The ABCs of the Color Code: A Study of Topological Quantum Codes as Toy Models for Fault-Tolerant Quantum Computation and Quantum Phases Of Matter

Abstract

This thesis is devoted to studying a class of quantum error-correcting codes — topological quantum codes. We explore the question of how one can achieve fault- tolerant quantum computation with topological codes. We treat quantum error-correcting codes not only as a compelling ingredient needed to build a quantum computer, but also as a useful theoretical tool in other areas of physics. In particular, we explore what insights topological codes can provide into challenging questions, such as the classification of quantum phases of matter. In this thesis, we focus on a family of topological codes — color codes, which are particularly intriguing due to the rich physics they display and their computational power. We start by introducing color codes and explaining their basic properties. Then, we show how to perform fault-tolerant universal quantum computation with three-dimensional color codes by transverse gates and code switching.
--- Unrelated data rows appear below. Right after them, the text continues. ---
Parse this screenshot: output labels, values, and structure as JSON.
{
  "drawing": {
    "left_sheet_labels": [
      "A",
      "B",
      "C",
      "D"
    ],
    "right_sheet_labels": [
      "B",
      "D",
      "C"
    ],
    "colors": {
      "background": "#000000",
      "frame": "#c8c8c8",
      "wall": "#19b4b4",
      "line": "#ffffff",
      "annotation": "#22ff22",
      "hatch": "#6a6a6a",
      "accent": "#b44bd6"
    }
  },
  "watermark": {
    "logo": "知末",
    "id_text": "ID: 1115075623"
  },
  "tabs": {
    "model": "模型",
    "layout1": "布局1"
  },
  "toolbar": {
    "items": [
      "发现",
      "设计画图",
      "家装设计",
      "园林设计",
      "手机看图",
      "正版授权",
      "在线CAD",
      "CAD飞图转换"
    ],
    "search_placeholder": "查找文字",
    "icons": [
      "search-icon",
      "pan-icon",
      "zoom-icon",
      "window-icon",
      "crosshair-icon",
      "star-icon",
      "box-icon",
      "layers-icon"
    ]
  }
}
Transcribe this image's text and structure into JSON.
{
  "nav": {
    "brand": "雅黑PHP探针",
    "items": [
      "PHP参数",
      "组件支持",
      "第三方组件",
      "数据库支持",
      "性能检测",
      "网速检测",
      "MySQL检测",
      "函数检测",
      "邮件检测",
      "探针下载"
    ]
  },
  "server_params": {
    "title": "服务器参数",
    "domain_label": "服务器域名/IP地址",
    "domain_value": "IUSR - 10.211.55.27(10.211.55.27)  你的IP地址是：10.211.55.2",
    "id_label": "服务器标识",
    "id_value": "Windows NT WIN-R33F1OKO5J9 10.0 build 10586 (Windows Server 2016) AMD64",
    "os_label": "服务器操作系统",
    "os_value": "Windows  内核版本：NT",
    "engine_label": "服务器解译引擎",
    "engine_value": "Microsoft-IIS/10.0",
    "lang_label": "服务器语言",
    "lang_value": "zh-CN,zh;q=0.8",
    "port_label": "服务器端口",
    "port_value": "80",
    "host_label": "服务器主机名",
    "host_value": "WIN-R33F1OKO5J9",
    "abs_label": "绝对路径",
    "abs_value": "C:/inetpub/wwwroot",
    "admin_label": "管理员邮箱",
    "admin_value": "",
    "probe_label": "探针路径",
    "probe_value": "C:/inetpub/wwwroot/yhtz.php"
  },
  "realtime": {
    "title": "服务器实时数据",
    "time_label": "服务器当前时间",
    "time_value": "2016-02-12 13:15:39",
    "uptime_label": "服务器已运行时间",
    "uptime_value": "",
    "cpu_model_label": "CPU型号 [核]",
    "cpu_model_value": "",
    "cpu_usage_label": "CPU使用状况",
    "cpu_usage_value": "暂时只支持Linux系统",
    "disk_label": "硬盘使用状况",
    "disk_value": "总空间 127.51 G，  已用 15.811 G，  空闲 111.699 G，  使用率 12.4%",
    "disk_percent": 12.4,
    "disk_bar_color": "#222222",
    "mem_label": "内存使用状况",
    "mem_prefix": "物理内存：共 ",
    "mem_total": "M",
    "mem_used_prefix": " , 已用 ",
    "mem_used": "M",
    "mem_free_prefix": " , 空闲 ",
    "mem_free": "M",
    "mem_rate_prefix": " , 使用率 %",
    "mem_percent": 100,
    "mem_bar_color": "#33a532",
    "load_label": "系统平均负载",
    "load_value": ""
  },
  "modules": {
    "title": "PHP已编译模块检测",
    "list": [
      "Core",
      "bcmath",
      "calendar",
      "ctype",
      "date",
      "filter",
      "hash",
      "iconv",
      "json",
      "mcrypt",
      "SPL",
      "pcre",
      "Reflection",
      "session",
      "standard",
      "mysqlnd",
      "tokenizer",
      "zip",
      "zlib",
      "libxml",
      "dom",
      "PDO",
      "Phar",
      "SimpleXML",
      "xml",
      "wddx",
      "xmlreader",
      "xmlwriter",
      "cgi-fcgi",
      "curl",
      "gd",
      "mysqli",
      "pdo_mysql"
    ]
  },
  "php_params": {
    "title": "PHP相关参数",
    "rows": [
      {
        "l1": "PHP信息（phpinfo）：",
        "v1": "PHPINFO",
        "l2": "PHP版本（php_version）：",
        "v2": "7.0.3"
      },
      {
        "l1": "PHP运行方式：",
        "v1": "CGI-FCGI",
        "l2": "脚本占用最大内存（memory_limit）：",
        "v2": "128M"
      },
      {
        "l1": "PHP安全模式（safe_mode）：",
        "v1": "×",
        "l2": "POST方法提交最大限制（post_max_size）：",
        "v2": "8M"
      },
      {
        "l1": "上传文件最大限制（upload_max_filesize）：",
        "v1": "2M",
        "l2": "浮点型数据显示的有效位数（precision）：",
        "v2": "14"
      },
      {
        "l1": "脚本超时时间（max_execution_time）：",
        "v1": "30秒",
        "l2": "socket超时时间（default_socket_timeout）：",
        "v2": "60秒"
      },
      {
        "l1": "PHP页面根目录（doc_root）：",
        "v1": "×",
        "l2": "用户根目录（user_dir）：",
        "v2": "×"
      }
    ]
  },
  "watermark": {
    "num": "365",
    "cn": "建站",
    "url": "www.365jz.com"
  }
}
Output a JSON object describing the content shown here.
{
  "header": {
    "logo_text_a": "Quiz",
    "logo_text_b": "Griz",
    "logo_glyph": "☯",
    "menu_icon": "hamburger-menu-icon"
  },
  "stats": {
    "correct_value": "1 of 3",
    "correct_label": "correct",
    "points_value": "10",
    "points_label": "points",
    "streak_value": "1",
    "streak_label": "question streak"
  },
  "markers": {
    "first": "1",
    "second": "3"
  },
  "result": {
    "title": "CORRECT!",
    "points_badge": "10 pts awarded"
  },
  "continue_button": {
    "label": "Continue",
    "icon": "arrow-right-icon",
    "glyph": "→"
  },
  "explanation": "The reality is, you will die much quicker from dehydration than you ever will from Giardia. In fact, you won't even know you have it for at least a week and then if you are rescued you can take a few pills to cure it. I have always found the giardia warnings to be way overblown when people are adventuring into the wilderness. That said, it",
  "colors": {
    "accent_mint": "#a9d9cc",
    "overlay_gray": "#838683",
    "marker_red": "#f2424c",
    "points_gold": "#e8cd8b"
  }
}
We later compare the resource overhead of the code-switching approach with that of a state distillation scheme. We discuss how to perform error correction with the toric and color codes, as well as introduce local decoders for those two families of codes. By exploiting a connection between error correction and statistical mechanics we estimate the storage threshold error rates for bit-flip and phase-flip noise in the three-dimensional color code. We finish by showing that the color and toric code families in d dimensions are equivalent in a sense of local unitary transformations and explore implications of this equivalence.